The government has urged the need for shared responsibility in preventing online scams following a massive phishing scam involving OCBC Bank customers, resulting in losses totalling S$13.7 million ($10.18 million). As a result, several measures were introduced to beef up local banking, and communications infrastructures, including a “kill switch” banks, must provide to enable customers to suspend their accounts in a suspected breach.
Local mobile carriers terminated over 6,500 mobile lines, and over 22,800 WhatsApp lines were believed to be used for scams last year. In addition, the ASC worked with social media and e-commerce platforms to remove suspicious accounts and advertisements.
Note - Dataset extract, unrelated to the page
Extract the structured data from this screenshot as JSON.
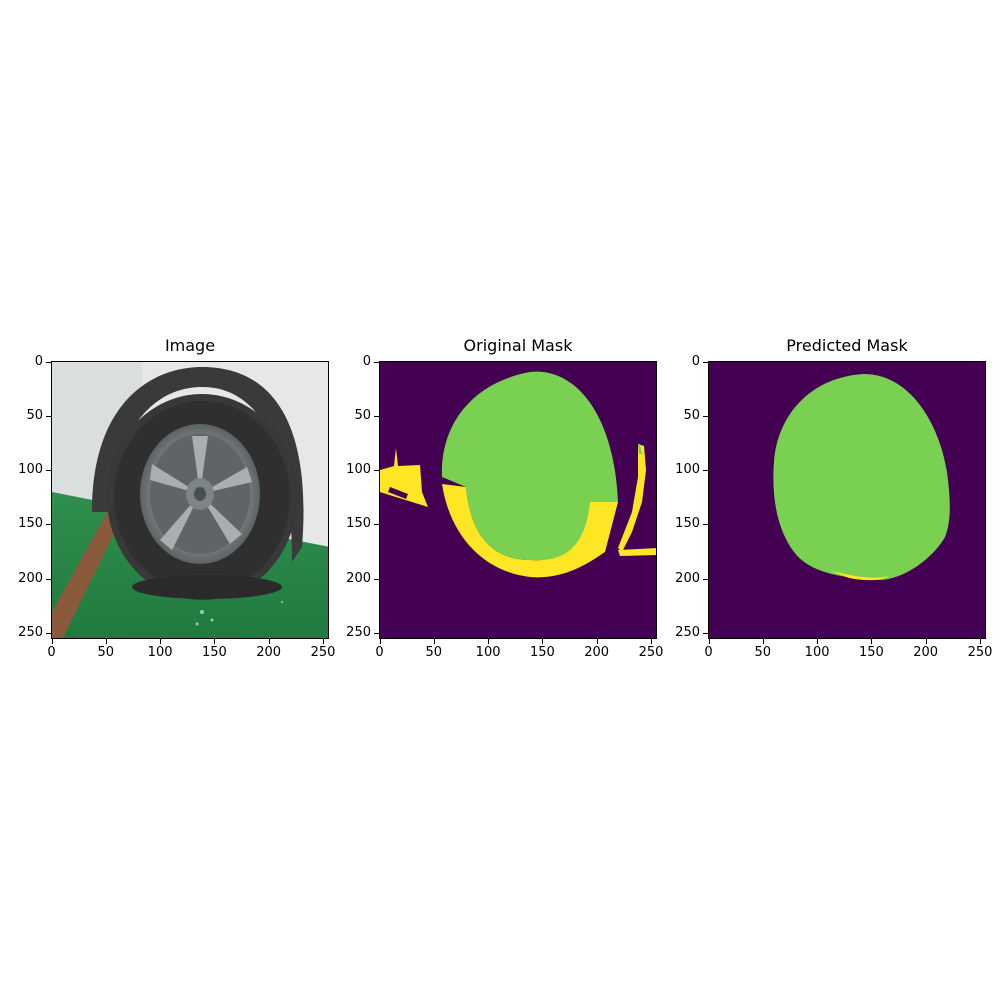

This month, Singapore started tagging SMS messages from organizations not registered with Local ID as spam and explored measures to combat online scams.
Singapore has seen a significant surge in scams and cybercrimes, with young adults being the most vulnerable group. The government has taken proactive measures to tackle the issue, including establishing the ASC, and is exploring further steps to prevent online scams. However, it is also essential for consumers to exercise caution and be vigilant when conducting online transactions to avoid falling prey to these scams.